Here, $q_3$ is the charge, $V_1$ is the potential.

Rewrite the expression from (VII) by using (III), (V), (VIII) and (IX).

$q\left[\frac{k{q}_1}{r}+\frac{k{q}_2}{r}+\frac{k{q}_3}{r}\right]=\frac{1}{2}m{v}^2$        (X)

Conclusion:

Substitute, $20.0\text{nC}$ for $q_1$, $10.0n\text{C}$ for $q_2$, $-20.0n\text{C}$ for $q_3$, $40\text{nC}$ for $q$, $2.00\times {10}^{-13}\text{kg}$ for $m$ and $\text{4}\text{.00cm}$ for $r$ in Equation (VI) to find $U$.

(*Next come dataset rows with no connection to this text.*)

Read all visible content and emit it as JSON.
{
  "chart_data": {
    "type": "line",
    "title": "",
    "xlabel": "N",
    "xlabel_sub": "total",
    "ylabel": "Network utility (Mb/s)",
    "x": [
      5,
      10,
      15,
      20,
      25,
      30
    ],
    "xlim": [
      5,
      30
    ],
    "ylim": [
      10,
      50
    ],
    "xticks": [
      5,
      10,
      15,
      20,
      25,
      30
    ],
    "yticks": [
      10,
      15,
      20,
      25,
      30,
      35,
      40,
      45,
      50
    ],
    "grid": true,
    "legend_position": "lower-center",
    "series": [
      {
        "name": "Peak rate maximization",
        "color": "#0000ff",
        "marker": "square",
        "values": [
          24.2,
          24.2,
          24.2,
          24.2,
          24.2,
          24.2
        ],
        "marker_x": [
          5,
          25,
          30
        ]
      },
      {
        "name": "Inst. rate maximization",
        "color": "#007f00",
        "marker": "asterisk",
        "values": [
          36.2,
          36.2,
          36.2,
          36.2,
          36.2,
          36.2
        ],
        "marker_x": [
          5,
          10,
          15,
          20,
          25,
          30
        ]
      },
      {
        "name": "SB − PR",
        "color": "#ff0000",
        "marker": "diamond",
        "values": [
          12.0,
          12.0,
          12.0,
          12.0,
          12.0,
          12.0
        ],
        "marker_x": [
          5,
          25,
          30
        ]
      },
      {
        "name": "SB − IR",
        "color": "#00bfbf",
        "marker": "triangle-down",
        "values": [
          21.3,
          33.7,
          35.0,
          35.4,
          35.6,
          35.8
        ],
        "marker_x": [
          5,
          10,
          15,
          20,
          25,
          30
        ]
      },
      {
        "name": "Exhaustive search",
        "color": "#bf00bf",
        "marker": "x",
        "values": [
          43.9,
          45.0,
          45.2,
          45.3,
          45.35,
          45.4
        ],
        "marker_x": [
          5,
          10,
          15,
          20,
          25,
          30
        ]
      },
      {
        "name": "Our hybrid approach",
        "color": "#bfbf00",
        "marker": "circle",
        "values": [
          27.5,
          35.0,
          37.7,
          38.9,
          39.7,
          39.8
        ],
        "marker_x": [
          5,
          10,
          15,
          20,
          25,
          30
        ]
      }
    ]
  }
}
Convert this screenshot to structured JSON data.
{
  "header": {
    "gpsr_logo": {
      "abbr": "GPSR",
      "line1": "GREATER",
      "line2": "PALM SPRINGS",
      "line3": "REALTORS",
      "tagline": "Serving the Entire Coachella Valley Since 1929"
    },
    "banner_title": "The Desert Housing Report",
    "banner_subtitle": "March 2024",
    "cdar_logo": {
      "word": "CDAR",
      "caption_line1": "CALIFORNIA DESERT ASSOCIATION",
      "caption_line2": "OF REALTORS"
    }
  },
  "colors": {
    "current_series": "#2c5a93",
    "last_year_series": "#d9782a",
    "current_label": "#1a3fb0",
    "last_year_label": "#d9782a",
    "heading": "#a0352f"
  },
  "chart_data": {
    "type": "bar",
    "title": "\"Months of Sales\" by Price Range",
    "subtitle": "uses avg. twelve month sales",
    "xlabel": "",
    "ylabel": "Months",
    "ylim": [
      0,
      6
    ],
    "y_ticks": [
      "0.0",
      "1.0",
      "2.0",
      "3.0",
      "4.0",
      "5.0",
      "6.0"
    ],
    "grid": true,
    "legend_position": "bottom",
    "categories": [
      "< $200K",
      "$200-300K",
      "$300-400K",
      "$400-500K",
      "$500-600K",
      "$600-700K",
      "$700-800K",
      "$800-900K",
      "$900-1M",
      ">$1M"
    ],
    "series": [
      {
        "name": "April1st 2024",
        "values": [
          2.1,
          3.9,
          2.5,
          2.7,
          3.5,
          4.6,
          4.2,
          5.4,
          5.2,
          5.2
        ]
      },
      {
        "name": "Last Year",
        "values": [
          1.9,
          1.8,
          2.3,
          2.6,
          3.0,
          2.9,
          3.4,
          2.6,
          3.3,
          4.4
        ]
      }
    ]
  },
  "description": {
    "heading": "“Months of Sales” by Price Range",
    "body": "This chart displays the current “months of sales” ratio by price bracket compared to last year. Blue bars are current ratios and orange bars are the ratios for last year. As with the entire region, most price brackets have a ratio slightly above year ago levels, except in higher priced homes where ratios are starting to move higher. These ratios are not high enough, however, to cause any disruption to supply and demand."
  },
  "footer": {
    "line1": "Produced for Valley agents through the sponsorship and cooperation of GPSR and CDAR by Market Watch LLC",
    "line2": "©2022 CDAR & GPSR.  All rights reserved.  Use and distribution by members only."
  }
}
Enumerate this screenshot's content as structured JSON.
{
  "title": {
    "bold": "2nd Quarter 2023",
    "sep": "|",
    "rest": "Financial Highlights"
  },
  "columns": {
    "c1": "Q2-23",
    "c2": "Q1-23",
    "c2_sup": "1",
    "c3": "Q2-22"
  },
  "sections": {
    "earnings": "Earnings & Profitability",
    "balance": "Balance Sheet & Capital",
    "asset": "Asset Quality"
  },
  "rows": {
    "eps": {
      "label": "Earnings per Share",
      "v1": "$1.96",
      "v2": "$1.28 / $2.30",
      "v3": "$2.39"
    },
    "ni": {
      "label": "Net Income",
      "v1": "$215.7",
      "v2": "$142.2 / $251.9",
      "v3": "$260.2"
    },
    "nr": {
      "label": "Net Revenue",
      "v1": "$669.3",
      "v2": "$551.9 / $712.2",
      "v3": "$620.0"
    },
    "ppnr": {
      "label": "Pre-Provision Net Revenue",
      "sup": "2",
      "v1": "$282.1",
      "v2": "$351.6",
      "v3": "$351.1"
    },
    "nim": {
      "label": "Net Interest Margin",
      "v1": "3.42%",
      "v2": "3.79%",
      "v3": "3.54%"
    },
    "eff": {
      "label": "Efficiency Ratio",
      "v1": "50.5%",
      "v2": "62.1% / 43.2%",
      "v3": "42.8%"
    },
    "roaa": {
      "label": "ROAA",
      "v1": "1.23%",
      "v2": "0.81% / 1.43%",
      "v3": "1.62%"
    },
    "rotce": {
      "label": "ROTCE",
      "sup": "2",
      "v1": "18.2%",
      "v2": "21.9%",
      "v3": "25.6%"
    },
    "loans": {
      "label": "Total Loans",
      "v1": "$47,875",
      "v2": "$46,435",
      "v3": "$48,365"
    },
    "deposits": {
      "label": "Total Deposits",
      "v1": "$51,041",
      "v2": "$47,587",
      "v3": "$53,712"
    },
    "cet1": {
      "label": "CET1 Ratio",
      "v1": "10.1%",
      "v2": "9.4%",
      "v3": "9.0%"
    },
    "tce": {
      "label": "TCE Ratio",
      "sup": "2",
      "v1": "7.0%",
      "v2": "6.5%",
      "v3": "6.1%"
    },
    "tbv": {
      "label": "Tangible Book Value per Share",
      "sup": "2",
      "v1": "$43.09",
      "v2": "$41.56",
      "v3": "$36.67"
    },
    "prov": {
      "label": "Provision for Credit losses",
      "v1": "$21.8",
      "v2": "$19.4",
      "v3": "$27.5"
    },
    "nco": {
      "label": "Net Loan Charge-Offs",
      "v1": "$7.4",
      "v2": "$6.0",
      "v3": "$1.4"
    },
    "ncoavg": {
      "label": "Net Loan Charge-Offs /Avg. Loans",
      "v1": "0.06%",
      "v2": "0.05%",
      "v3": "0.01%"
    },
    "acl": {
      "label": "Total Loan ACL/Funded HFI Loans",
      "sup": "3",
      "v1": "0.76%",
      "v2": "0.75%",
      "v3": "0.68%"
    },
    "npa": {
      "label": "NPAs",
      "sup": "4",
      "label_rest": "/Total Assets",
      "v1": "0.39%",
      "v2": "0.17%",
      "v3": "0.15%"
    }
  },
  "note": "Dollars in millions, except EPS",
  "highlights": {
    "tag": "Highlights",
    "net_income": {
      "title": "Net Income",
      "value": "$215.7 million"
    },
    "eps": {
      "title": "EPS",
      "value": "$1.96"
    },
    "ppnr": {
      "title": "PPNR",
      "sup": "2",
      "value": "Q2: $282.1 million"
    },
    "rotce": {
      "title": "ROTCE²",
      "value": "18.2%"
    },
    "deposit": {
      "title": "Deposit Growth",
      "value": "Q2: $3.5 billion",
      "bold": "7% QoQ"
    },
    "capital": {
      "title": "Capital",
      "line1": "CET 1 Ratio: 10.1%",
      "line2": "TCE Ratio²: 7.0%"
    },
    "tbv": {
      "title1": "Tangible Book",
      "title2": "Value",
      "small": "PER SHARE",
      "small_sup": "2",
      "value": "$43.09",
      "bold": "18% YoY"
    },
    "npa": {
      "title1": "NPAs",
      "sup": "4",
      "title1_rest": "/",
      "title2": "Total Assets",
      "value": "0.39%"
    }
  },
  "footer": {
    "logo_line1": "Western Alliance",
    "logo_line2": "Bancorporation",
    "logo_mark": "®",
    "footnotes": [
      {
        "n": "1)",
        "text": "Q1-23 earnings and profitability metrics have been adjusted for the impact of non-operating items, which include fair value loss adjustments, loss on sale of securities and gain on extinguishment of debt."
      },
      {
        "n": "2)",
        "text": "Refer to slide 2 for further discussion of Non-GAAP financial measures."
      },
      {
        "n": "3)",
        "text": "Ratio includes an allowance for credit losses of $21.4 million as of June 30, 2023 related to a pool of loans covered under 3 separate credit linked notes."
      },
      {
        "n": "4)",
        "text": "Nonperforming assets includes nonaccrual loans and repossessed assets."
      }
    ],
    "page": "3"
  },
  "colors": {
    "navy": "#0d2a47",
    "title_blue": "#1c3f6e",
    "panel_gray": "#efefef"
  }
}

  $\begin{array}{c}\frac{\left(8.99\times {10}^9{\text{N-m}}^{\text{2}}{\text{/C}}^{\text{2}}\right)}{\left[\left(\text{4}\text{.00cm}\right)\left(\frac{1\times {10}^{-2}\text{m}}{1\text{cm}}\right)\right]}\\ \left\{\left[\left(20.0\text{nC}\right)\left(\frac{1\times {10}^{-9}\text{C}}{1\text{nC}}\right)\right]+\left[\left(10.0\text{nC}\right)\left(\frac{1\times {10}^{-9}\text{C}}{1\text{nC}}\right)\right]+\left[\left(-20.0\text{nC}\right)\left(\frac{1\times {10}^{-9}\text{C}}{1\text{nC}}\right)\right]\right\}\\ =\frac{1}{2}\left(2.00\times {10}^{-13}\text{kg}\right)v^2\\ v=\sqrt{\frac{2\left(1.20\times {10}^{-4}\text{J}\right)}{2\times {10}^{-13}\text{kg}}}\\ =3.46\times {10}^4\text{m/s}\end{array}$

Thus, the speed of the third object is $3.46\times {10}^4\text{m/s}$.